How To Use Apps To Create Awesome Digital Signage Displays

When it comes to a choice of content creation tools, your cup runneth over. Thanks to the sheer amount of openware/freeware out there, and the number of content creation tools built for social media, you can create awesome displays completely on your own and with some very sophisticated tools. Here are just a few ideas to get you started.

Kitcast Digital Sign Display Software

In order to get your videos, PowerPoints or images onto your digital signs, you will need some sort of digital signage software. The Kitcast.TV software allows you to schedule and stream your content, and it also has its own content creation tools too. Plus, in many cases, you create the content yourself if you are the one deciding which video/image comes next, which music is played and so forth.

Microsoft PowerPoint or LibreOffice Impress

The Microsoft version is pretty expensive, but is used in schools and such, so is the better known of these two tools. They both allow you to create PowerPoint presentations. Think of it as a series of posters that appear, one after the other. They were used in office settings for many years as people created presentations for colleagues. These days, each of the pages doesn’t just have cheesy music and star wipe transitions, you can add videos, effects that linger on different pages, and you can even make them dynamic so that other people and users can control them.

Adobe After Effects and Blender.Org

Here we have another paid tool and another free one. Adobe is very expensive but is pretty much an industry standard at these points. Even companies that don’t do most of their editing with Adobe will still dip their toes into the programs for the occasional bit of text of visual flair for their video. Blender is far deeper and more complex and allows for everything from video editing to 2D and 3D computer-modeled animation. It takes more skill, but there are no limits to what you can create with Blender.

There is also a program called Handbrake.Fr, which converts your videos so that you will play on anything, including any streaming device you own. You can also lower your video file sizes with Handbrake, which is handy if you have hundreds of videos that you are trying to mix into the same stream (on a rotation, one video after another).

Sketch and Inkscape

There are others like Adobe Illustrator and CorelDRAW, but they all do a similar thing. They allow you to create vector drawings, to shade them in, create visually stunning images and text, and so forth. Why create content in something like Inkscape when there are plenty of other art programs out there? The thing about these programs is that they allow you to create vector drawings.
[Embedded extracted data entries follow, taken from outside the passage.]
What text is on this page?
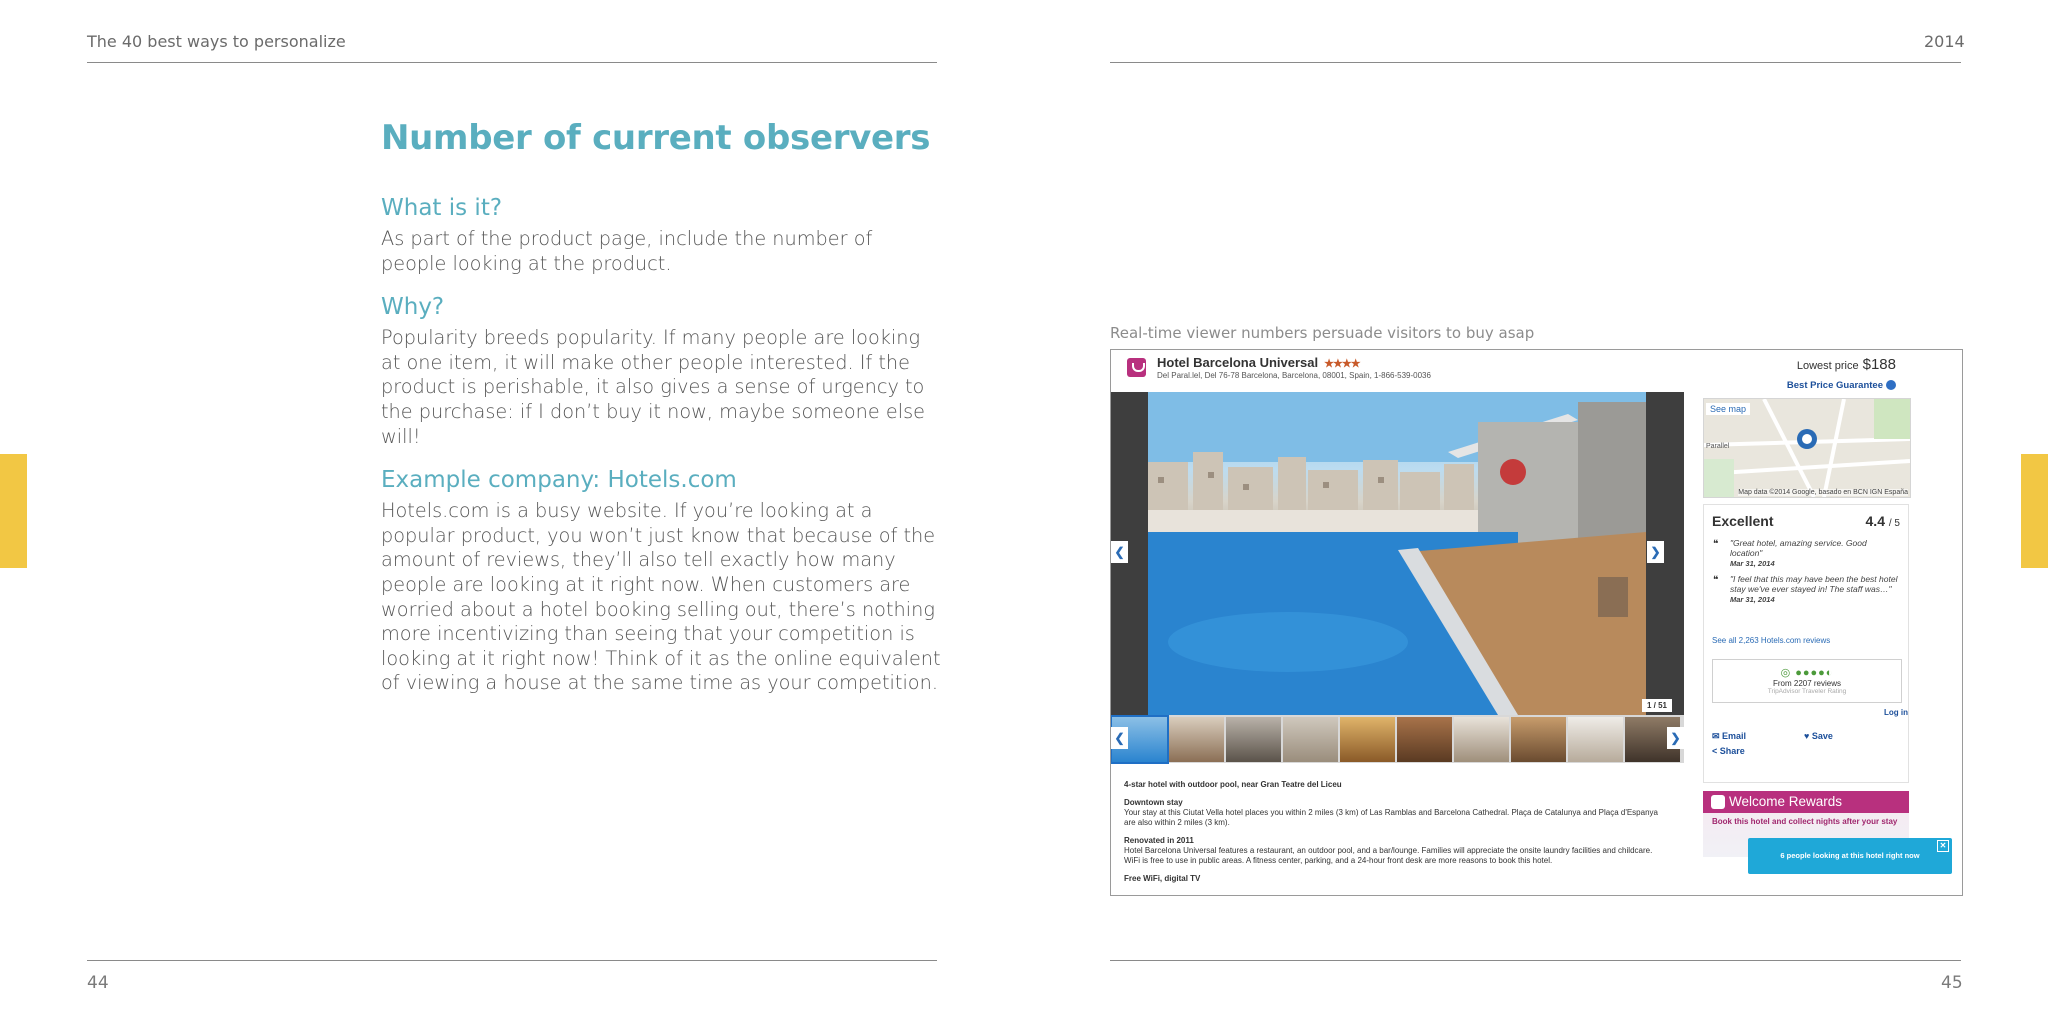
The 40 best ways to personalize	2014
Number of current observers
What is it?

As part of the product page, include the number of people looking at the product.

Why?

Popularity breeds popularity. If many people are looking at one item, it will make other people interested. If the product is perishable, it also gives a sense of urgency to the purchase: if I don’t buy it now, maybe someone else will!

Example company: Hotels.com

Hotels.com is a busy website. If you’re looking at a popular product, you won’t just know that because of the amount of reviews, they’ll also tell exactly how many people are looking at it right now. When customers are worried about a hotel booking selling out, there’s nothing more incentivizing than seeing that your competition is looking at it right now! Think of it as the online equivalent of viewing a house at the same time as your competition.

Real-time viewer numbers persuade visitors to buy asap
Hotel Barcelona Universal ★★★★
Del Paral.lel, Del 76-78 Barcelona, Barcelona, 08001, Spain, 1-866-539-0036
Lowest price $188
Best Price Guarantee
❮	❯
1 / 51
❮	❯
4-star hotel with outdoor pool, near Gran Teatre del Liceu
Downtown stay
Your stay at this Ciutat Vella hotel places you within 2 miles (3 km) of Las Ramblas and Barcelona Cathedral. Plaça de Catalunya and Plaça d'Espanya are also within 2 miles (3 km).
Renovated in 2011
Hotel Barcelona Universal features a restaurant, an outdoor pool, and a bar/lounge. Families will appreciate the onsite laundry facilities and childcare. WiFi is free to use in public areas. A fitness center, parking, and a 24-hour front desk are more reasons to book this hotel.
Free WiFi, digital TV
Parallel
See map
Map data ©2014 Google, basado en BCN IGN España
Excellent	4.4 / 5
❝ "Great hotel, amazing service. Good location"
Mar 31, 2014
❝ "I feel that this may have been the best hotel stay we've ever stayed in! The staff was…"
Mar 31, 2014
See all 2,263 Hotels.com reviews
◎ ●●●●◐
From 2207 reviews
TripAdvisor Traveler Rating
Log in
✉ Email	♥ Save
< Share
Welcome Rewards
Book this hotel and collect nights after your stay
6 people looking at this hotel right now
✕
44	45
These are drawings that you can change to any size and they come out of the same quality. You can also draw them in layers, which means you can add and remove elements very quickly and then export them to create perfect images every time. These programs are very adaptable too, which is why vector art varies so greatly in its quality.

How Do All These Tools Apply to Digital Signs?
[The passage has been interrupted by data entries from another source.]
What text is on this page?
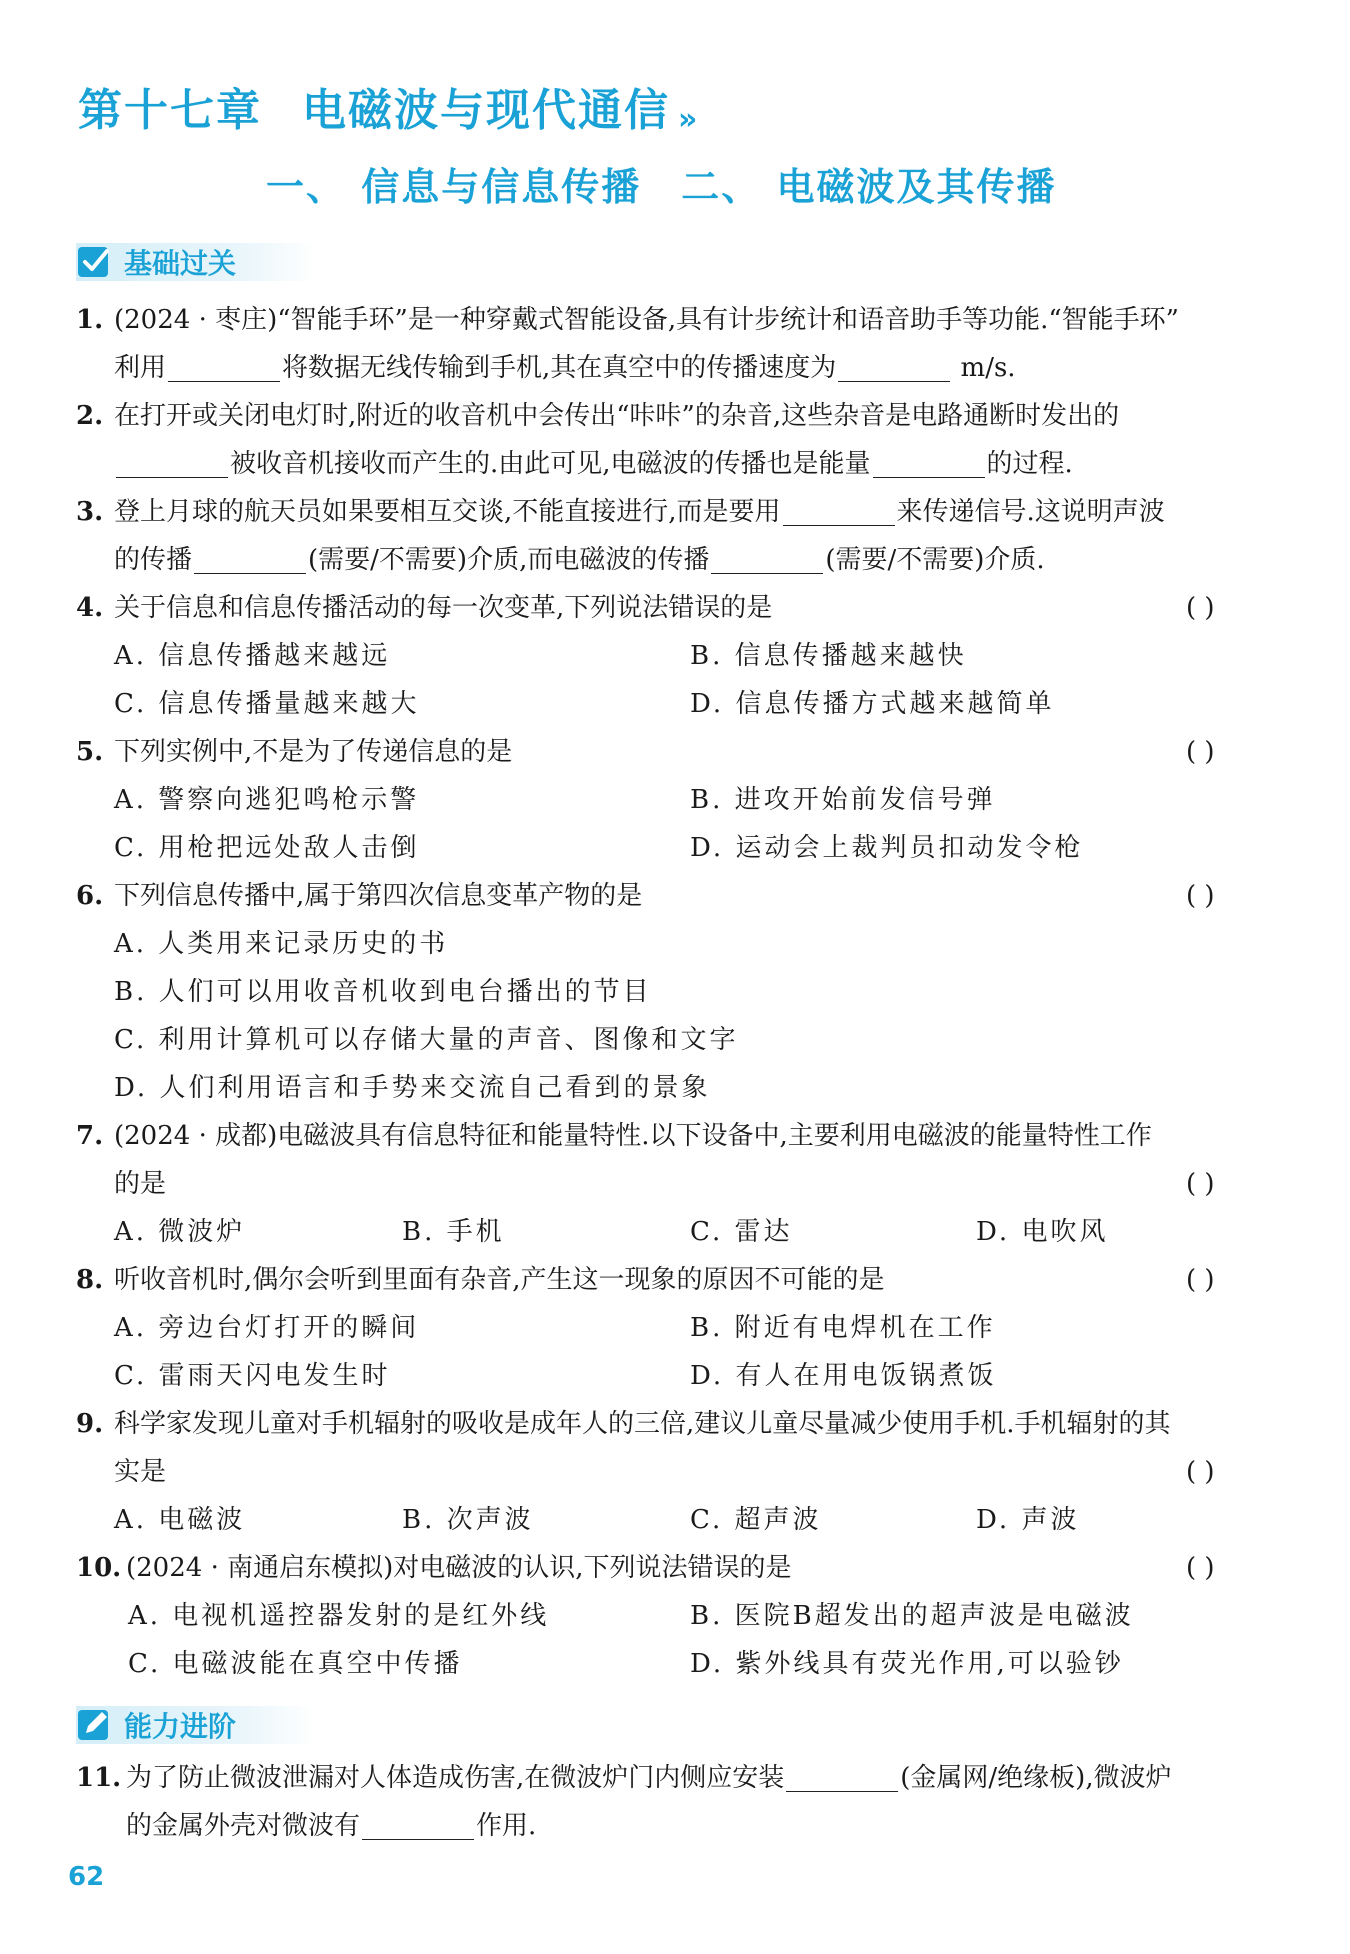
第十七章 电磁波与现代通信 »
一、 信息与信息传播 二、 电磁波及其传播
基础过关
1. (2024 · 枣庄)“智能手环”是一种穿戴式智能设备,具有计步统计和语音助手等功能.“智能手环”
利用	将数据无线传输到手机,其在真空中的传播速度为	m/s.
2. 在打开或关闭电灯时,附近的收音机中会传出“咔咔”的杂音,这些杂音是电路通断时发出的
被收音机接收而产生的.由此可见,电磁波的传播也是能量	的过程.
3. 登上月球的航天员如果要相互交谈,不能直接进行,而是要用	来传递信号.这说明声波
的传播	(需要/不需要)介质,而电磁波的传播	(需要/不需要)介质.
4. 关于信息和信息传播活动的每一次变革,下列说法错误的是	( )
A. 信息传播越来越远	B. 信息传播越来越快
C. 信息传播量越来越大	D. 信息传播方式越来越简单
5. 下列实例中,不是为了传递信息的是	( )
A. 警察向逃犯鸣枪示警	B. 进攻开始前发信号弹
C. 用枪把远处敌人击倒	D. 运动会上裁判员扣动发令枪
6. 下列信息传播中,属于第四次信息变革产物的是	( )
A. 人类用来记录历史的书
B. 人们可以用收音机收到电台播出的节目
C. 利用计算机可以存储大量的声音、图像和文字
D. 人们利用语言和手势来交流自己看到的景象
7. (2024 · 成都)电磁波具有信息特征和能量特性.以下设备中,主要利用电磁波的能量特性工作
的是	( )
A. 微波炉	B. 手机	C. 雷达	D. 电吹风
8. 听收音机时,偶尔会听到里面有杂音,产生这一现象的原因不可能的是	( )
A. 旁边台灯打开的瞬间	B. 附近有电焊机在工作
C. 雷雨天闪电发生时	D. 有人在用电饭锅煮饭
9. 科学家发现儿童对手机辐射的吸收是成年人的三倍,建议儿童尽量减少使用手机.手机辐射的其
实是	( )
A. 电磁波	B. 次声波	C. 超声波	D. 声波
10. (2024 · 南通启东模拟)对电磁波的认识,下列说法错误的是	( )
A. 电视机遥控器发射的是红外线	B. 医院B超发出的超声波是电磁波
C. 电磁波能在真空中传播	D. 紫外线具有荧光作用,可以验钞
能力进阶
11. 为了防止微波泄漏对人体造成伤害,在微波炉门内侧应安装	(金属网/绝缘板),微波炉
的金属外壳对微波有	作用.
62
You can set up your digital signs so that they show off a video, or show videos that play one after each other, or that play randomly. You can also set up displays that are similar to the PowerPoint presentations that were mentioned earlier, where you may have stationary images (like posters), but perhaps have parts of them moving or have fancy transitions so that they display in sequence to tell a story. All the tools above will help you create digital sign content as videos or sequences of images and so forth. Think of your digital signs as your canvas, and the tools above as your paint brushes, your watercolors, your oils, acrylics, pens, and pencils.